Microsoft CEO Plays Down Google Threat
Microsoft Chief Executive Steve Ballmer, in Tokyo to launch new Windows Live services, played down the threat of Google on Thursday, denying the rival was ahead in any way but in online searches.
"Google is not ahead of us," he told reporters at a Tokyo hotel. "In the area of search specifically, Google would lead."
Microsoft Corp. on Thursday began offering its Windows Live programming package for e-mail, instant messaging, blogging and photo-sharing in Japan. The product was announced in the U.S. Tuesday.
On Monday, Google Inc., which already offers similar services online for personal computers, said it will offer a new free software package for mobile devices called Android, scheduled to hit the market during the second half of next year.
Google is offering its technology to handset manufacturers so consumers will be able to use Google's search engine, e-mail and maps on mobile devices as easily as on personal computers.
Ballmer said it was difficult to comment on Google's mobile plans because they were still "just words on paper" that had yet to begin.
Ballmer expressed hopes for Microsoft's business in Japan, noting that Japanese consumers were ahead of the rest of the world in accessing the Internet on cell phones because of the popularity of the "i-mode" Net-linking mobile service that NTT DoCoMo launched in February 1999.
But Ballmer acknowledged Microsoft expects to continue to lose money in its global online business for some time.

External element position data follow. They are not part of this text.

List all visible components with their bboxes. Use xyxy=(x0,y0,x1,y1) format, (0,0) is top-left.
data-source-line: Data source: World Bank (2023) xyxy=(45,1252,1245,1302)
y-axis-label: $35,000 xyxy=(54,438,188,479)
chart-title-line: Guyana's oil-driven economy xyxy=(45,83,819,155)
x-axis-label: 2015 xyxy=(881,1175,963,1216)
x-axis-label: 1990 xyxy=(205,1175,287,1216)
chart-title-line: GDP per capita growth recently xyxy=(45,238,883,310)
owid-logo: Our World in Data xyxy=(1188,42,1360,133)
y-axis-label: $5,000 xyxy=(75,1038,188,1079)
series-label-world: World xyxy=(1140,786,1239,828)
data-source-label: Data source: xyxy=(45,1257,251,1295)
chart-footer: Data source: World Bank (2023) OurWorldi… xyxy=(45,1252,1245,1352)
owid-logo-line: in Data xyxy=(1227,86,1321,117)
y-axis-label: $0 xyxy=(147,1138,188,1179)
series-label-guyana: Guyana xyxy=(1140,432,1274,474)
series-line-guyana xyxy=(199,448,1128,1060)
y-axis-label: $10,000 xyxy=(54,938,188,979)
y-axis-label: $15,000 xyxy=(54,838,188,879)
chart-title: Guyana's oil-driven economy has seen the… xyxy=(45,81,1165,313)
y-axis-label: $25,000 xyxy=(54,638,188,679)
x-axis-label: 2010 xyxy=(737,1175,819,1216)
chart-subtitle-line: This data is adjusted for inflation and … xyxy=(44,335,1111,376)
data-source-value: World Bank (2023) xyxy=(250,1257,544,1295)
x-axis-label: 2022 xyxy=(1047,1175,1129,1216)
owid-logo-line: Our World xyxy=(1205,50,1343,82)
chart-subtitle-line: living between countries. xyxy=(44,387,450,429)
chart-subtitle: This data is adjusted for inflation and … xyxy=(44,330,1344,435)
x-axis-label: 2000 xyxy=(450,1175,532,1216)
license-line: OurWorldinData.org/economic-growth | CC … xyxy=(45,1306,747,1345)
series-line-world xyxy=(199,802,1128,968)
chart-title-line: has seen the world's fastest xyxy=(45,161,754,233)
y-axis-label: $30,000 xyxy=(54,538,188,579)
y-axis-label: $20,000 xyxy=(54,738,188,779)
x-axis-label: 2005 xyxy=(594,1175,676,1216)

Although online advertising revenue is growing, Microsoft is still "in an investment mode" in online businesses, he said.
A Microsoft Japan official demonstrated some Windows Live features, including how 20 digital photos of a waterfall taken from various angles could be edited into a seamless panoramic photo, and then uploaded on a blog -- all for free.
More than a dozen Japanese companies have signed on as partners for Windows Live, including top telecommunications company Nippon Telegraph and Telephone Corp., mobile and Internet services company Softbank Corp. and electronics maker NEC Corp., according to Redmond, Wash.-based Microsoft.